Seit Sommer 2021 realisieren die Holzbauspezialisten von Blumer Lehmann als Totalunternehmer und Bauart Architekten in Winterthur neue Schulmodulbauten vom Typ Modular-W. Der neue Typ erweitert die über die Jahre gewachsene Modular-Familie von Bauart mit einem flexiblen auf die Winterthurer Bedürfnisse zugeschnittenen System. Wie die im letzten Jahr in Bern vom gleichen Team realisierte modulare Schule in Brünnen bei Bern, sind auch die Winterthurer Bauten mit einem effizienten Lowtech-System für Heizung und Lüftung ausgestattet.

Fotos: Jan Thoma

Die Stadt Winterthur wächst. Wohnten vor zwanzig Jahren noch 92’000 Menschen in der Stadt, waren es Ende 2021 bereits 117’000. Unter den Neuzuzügern sind nicht wenige junge Familien. Entsprechend hat sich auch die Zahl der Volksschulkinder entwickelt. Allein in den letzten Jahren wuchs diese um gut 2000 an – das entspricht gegen achtzig zusätzlichen Schulklassen. Parallel dazu stiegen auch der Raumbedarf für den Gruppenunterricht und die ausserschulische Betreuung. Um genügend Flächen anbieten zu können, setzt die Stadt einerseits auf neue Schulhäuser sowie die Erweiterung bestehender Anlagen, andererseits auf rasch realisierbare Modulbauten. Diese kommen vor allem dort zum Einsatz, wo sich der zusätzliche Schulraumbedarf kurzfristig ergibt oder wo er nur während einiger Jahre bestehen wird. Von 2012 bis 2018 wurden an acht Standorten Modulbauten einer ersten Generation errichtet.

Drei Modulbauten bis Ende 2022

Seit Sommer 2021 entstehen in Winterthur die ersten Modulbauten der zweiten Generation. Der Auftrag wurde im Rahmen eines Gesamtleistungswettbewerbs vergeben, den das Holzbauunternehmen Blumer Lehmann aus Gossau SG mit dem Entwurf von Bauart Architekten gewonnen hat. Das gleiche Team hat unter anderem auch die modularen Schulbauten vom Typ Züri-Modular in Zürich sowie die 2020 erstellten Pavillons im Berner Stadtteil Brünnen entwickelt.

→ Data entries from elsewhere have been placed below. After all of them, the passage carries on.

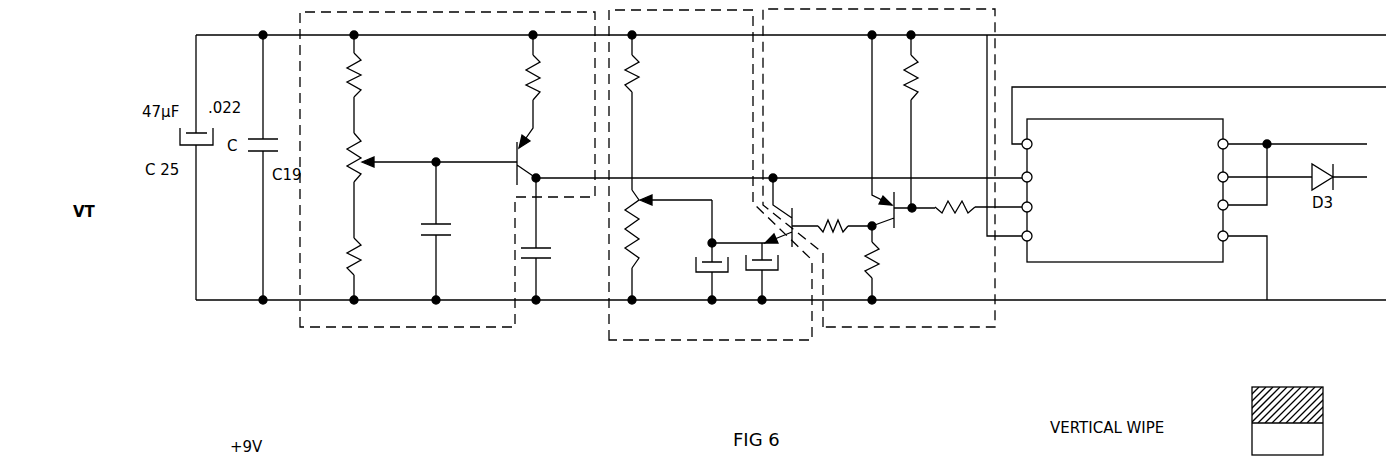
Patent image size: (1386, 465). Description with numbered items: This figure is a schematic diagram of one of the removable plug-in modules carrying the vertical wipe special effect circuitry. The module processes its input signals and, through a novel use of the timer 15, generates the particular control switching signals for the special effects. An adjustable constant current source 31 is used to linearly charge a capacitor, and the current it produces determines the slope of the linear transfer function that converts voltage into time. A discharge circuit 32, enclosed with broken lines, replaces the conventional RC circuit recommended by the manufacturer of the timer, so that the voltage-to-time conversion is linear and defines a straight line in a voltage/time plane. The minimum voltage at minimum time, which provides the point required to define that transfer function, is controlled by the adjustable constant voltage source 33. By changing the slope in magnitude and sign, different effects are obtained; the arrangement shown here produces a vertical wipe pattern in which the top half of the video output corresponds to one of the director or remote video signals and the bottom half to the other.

The adjustable constant current source 31 is at (438, 327).
The adjustable constant voltage source 33 is at (745, 340).
The discharge circuit 32 is at (942, 327).
The timer 555 15 is at (1150, 262).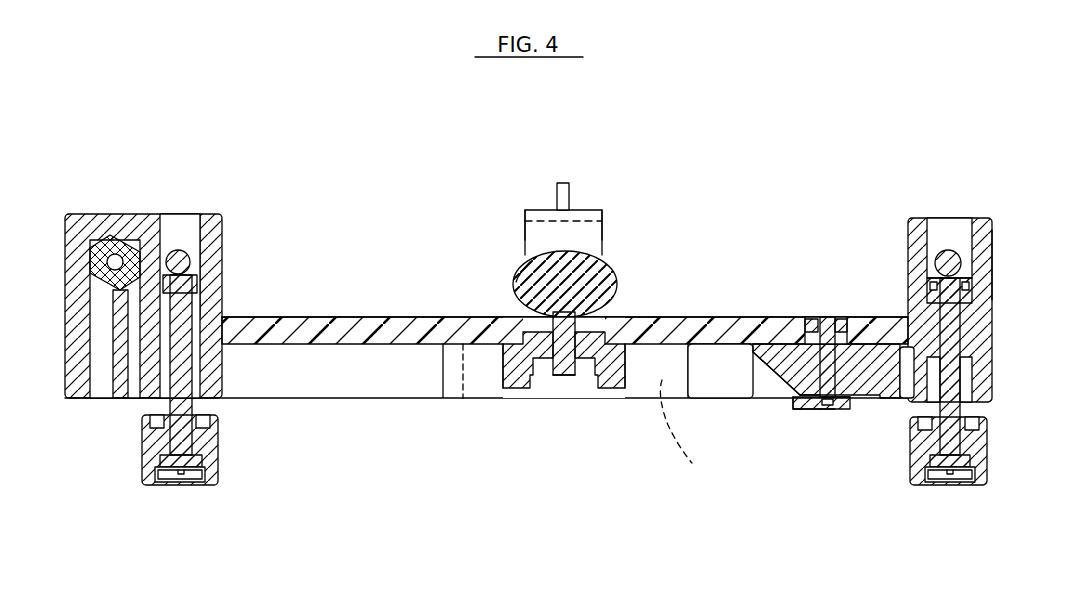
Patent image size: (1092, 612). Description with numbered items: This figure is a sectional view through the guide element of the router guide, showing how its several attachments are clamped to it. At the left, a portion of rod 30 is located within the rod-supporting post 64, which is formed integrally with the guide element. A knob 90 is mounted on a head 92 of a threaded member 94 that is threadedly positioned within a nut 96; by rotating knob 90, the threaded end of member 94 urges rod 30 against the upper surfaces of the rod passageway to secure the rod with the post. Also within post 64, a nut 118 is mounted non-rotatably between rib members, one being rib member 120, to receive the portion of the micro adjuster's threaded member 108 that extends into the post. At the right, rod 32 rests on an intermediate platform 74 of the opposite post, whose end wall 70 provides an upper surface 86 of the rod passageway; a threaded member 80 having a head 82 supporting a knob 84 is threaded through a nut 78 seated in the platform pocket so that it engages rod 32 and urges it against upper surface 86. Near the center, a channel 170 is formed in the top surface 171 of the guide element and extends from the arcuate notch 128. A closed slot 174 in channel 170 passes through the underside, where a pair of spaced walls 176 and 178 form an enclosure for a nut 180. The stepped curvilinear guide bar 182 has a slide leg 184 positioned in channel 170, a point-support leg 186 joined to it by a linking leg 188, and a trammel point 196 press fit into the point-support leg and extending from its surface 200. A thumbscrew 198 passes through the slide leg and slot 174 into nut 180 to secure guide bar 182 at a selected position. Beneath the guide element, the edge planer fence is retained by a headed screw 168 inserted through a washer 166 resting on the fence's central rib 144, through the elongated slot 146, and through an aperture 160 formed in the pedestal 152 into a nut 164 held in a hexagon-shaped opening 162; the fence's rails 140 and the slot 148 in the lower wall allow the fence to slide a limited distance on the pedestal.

The rod 30 is at (222, 230).
The rod 32 is at (991, 252).
The rod-supporting post 64 is at (69, 212).
The end wall 70 is at (958, 228).
The intermediate platform 74 is at (975, 262).
The nut 78 is at (967, 301).
The threaded member 80 is at (950, 348).
The head 82 is at (983, 461).
The knob 84 is at (912, 466).
The upper surface 86 is at (934, 240).
The knob 90 is at (213, 480).
The head 92 is at (193, 462).
The threaded member 94 is at (182, 405).
The nut 96 is at (197, 290).
The threaded member 108 is at (110, 240).
The nut 118 is at (118, 292).
The rib member 120 is at (96, 328).
The arcuate notch 128 is at (688, 435).
The rails 140 is at (762, 348).
The central rib 144 is at (786, 398).
The elongated slot 146 is at (828, 410).
The slot 148 is at (760, 386).
The pedestal 152 is at (780, 393).
The aperture 160 is at (826, 330).
The hexagon-shaped opening 162 is at (788, 345).
The nut 164 is at (842, 320).
The washer 166 is at (800, 404).
The headed screw 168 is at (818, 408).
The channel 170 is at (597, 317).
The top surface 171 is at (331, 317).
The closed slot 174 is at (543, 283).
The wall 176 is at (528, 375).
The wall 178 is at (616, 385).
The nut 180 is at (545, 388).
The stepped curvilinear guide bar 182 is at (520, 221).
The slide leg 184 is at (508, 380).
The point-support leg 186 is at (545, 218).
The linking leg 188 is at (587, 237).
The trammel point 196 is at (565, 183).
The thumbscrew 198 is at (543, 268).
The surface 200 is at (586, 209).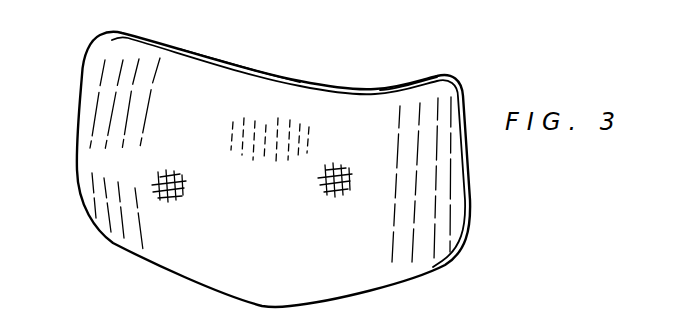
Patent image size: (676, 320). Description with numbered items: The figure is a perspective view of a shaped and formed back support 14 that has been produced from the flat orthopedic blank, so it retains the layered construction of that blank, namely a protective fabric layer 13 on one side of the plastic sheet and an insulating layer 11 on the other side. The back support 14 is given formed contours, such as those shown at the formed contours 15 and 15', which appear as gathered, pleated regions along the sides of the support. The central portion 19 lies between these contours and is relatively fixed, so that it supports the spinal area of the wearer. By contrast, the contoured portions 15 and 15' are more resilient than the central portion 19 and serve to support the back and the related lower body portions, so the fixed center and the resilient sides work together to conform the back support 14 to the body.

The insulating layer 11 is at (213, 83).
The protective fabric layer 13 is at (450, 160).
The back support 14 is at (467, 50).
The formed contour 15 is at (279, 234).
The formed contour 15' is at (281, 160).
The central portion 19 is at (310, 100).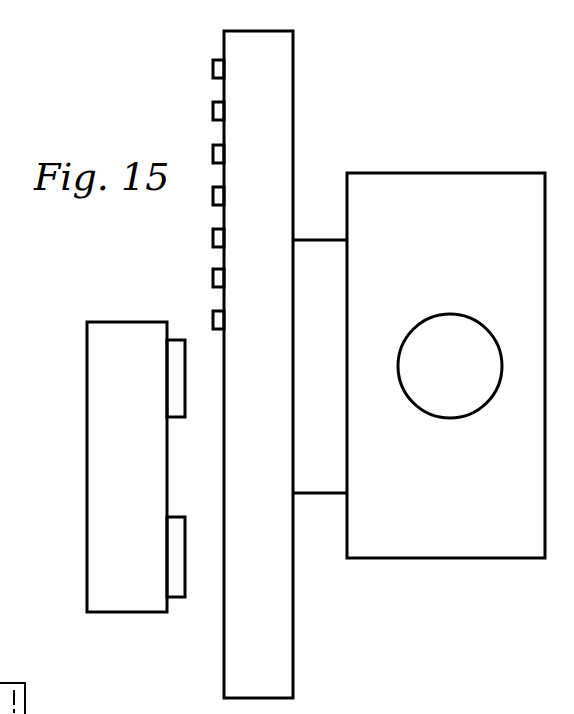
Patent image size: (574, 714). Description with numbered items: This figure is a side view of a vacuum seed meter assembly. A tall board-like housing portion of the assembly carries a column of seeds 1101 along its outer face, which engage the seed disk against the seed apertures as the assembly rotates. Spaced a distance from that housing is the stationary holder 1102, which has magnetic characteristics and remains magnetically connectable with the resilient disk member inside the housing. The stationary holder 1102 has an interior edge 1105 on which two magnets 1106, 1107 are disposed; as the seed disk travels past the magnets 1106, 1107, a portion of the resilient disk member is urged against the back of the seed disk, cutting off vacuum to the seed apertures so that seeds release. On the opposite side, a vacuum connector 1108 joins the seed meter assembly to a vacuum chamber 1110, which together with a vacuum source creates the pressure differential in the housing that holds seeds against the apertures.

The seeds 1101 is at (213, 68).
The stationary holder 1102 is at (87, 382).
The interior edge 1105 is at (174, 338).
The magnet 1106 is at (185, 589).
The magnet 1107 is at (186, 345).
The vacuum connector 1108 is at (325, 495).
The vacuum chamber 1110 is at (447, 314).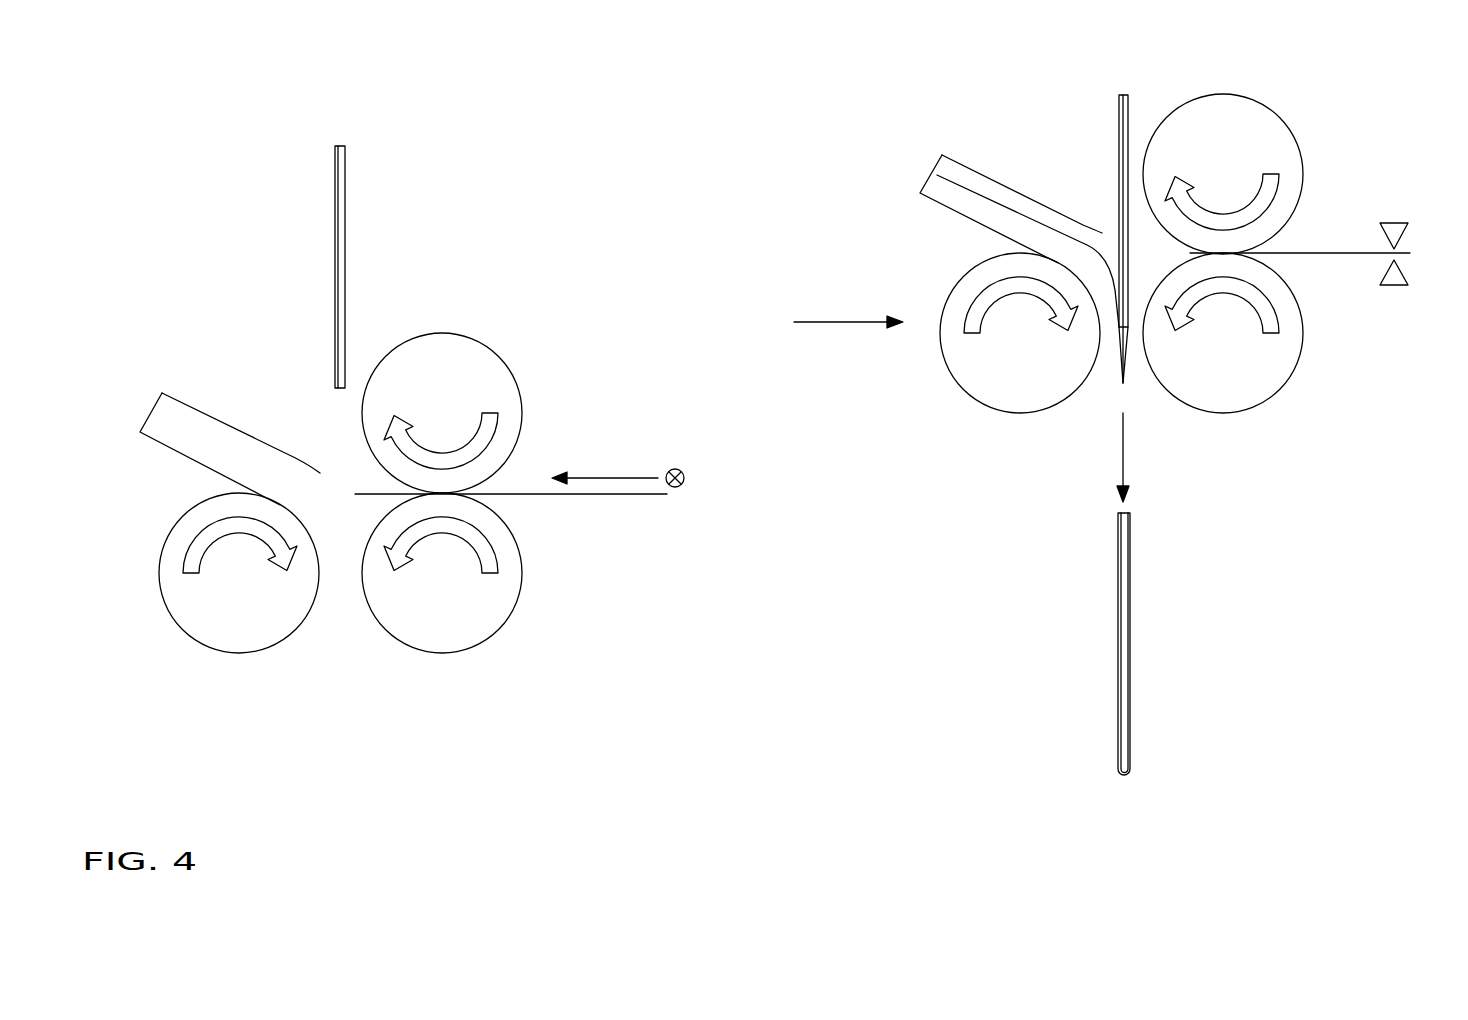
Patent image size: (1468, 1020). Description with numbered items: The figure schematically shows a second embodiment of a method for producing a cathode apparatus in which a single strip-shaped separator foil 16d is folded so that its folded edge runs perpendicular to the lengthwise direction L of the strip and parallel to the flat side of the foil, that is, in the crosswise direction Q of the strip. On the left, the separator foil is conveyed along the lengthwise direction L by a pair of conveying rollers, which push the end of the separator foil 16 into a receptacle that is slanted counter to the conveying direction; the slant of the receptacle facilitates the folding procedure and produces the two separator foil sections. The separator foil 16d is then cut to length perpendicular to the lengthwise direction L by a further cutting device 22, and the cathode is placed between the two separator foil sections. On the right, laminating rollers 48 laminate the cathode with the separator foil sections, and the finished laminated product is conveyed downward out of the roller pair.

The separator foil 16 is at (1150, 665).
The strip-shaped separator foil 16d is at (604, 494).
The cutting device 22 is at (1393, 223).
The laminating rollers 48 is at (213, 648).
The lengthwise direction of the strip L is at (615, 478).
The crosswise direction of the strip Q is at (676, 476).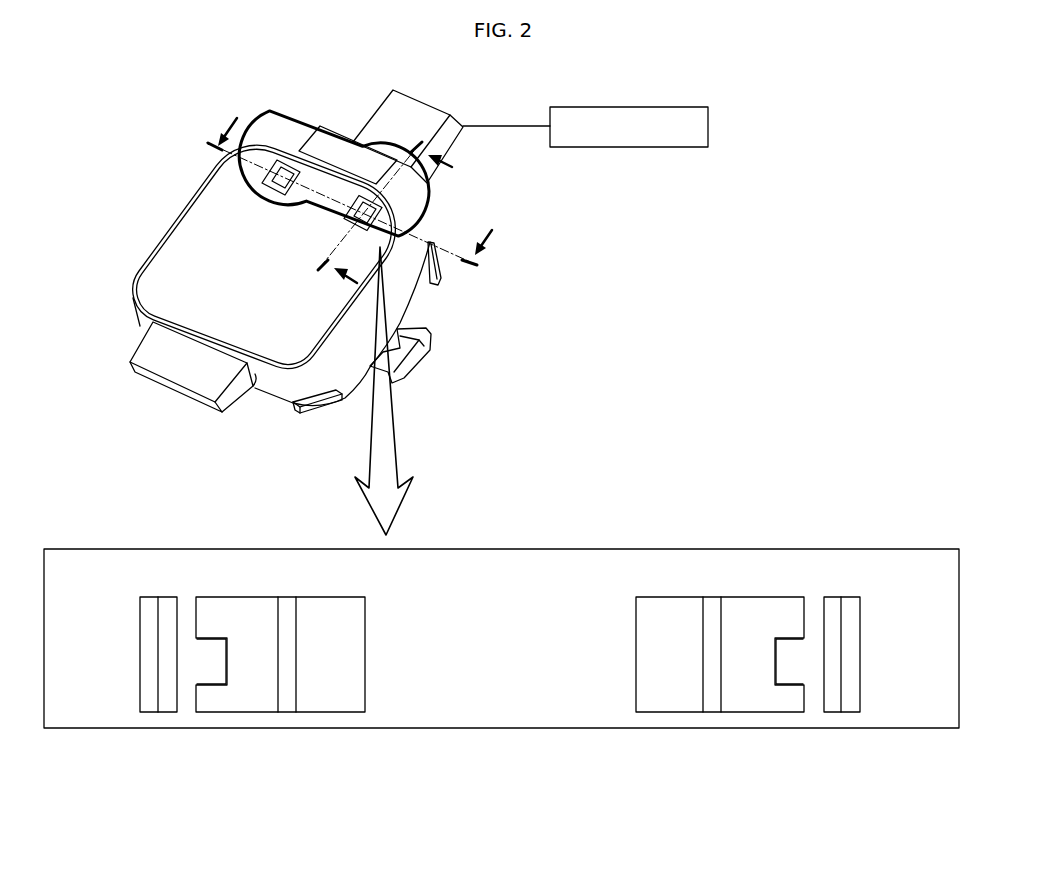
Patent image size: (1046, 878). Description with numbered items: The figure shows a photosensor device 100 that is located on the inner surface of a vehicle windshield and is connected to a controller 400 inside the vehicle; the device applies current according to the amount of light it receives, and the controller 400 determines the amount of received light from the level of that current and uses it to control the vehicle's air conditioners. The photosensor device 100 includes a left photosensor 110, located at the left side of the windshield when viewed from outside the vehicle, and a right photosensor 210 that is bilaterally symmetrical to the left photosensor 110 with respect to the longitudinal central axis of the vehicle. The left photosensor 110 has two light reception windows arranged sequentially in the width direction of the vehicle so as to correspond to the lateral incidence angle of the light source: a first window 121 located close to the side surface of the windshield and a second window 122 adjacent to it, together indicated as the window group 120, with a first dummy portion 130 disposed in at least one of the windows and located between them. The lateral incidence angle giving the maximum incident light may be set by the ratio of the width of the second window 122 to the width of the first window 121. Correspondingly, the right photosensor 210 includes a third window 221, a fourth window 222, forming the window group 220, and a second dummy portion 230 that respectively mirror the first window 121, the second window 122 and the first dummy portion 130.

The photosensor device 100 is at (466, 283).
The left photosensor 110 is at (287, 167).
The first electrode assembly 120 is at (748, 714).
The first window 121 is at (832, 700).
The second window 122 is at (757, 700).
The first dummy portion 130 is at (783, 648).
The right photosensor 210 is at (418, 200).
The second electrode assembly 220 is at (252, 714).
The third window 221 is at (165, 702).
The fourth window 222 is at (238, 700).
The second dummy portion 230 is at (205, 648).
The controller 400 is at (638, 147).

Letzteres ist mit den Modular-W genannten Modulbauten in Winterthur insbesondere bezüglich Haustechnikkonzept verwandt. Der Rahmenvertrag umfasst sechs Schulprovisorien in der ganzen Stadt Winterthur. Den Anfang machte der im August 2021 fertiggestellte Modulbau beim Schulhaus Langwiesen in Wülflingen, der innert nur sieben Monaten realisiert wurde. Seit Februar steht ein weiterer beim Schulhaus an der Wülflingerstrasse, und bis Ende 2022 folgt derjenige beim Schulhaus Tägelmoos im Osten der Stadt. Für zwei weitere Modulbauten, die ab 2023 realisiert werden könnten, laufen derzeit Machbarkeitsstudien.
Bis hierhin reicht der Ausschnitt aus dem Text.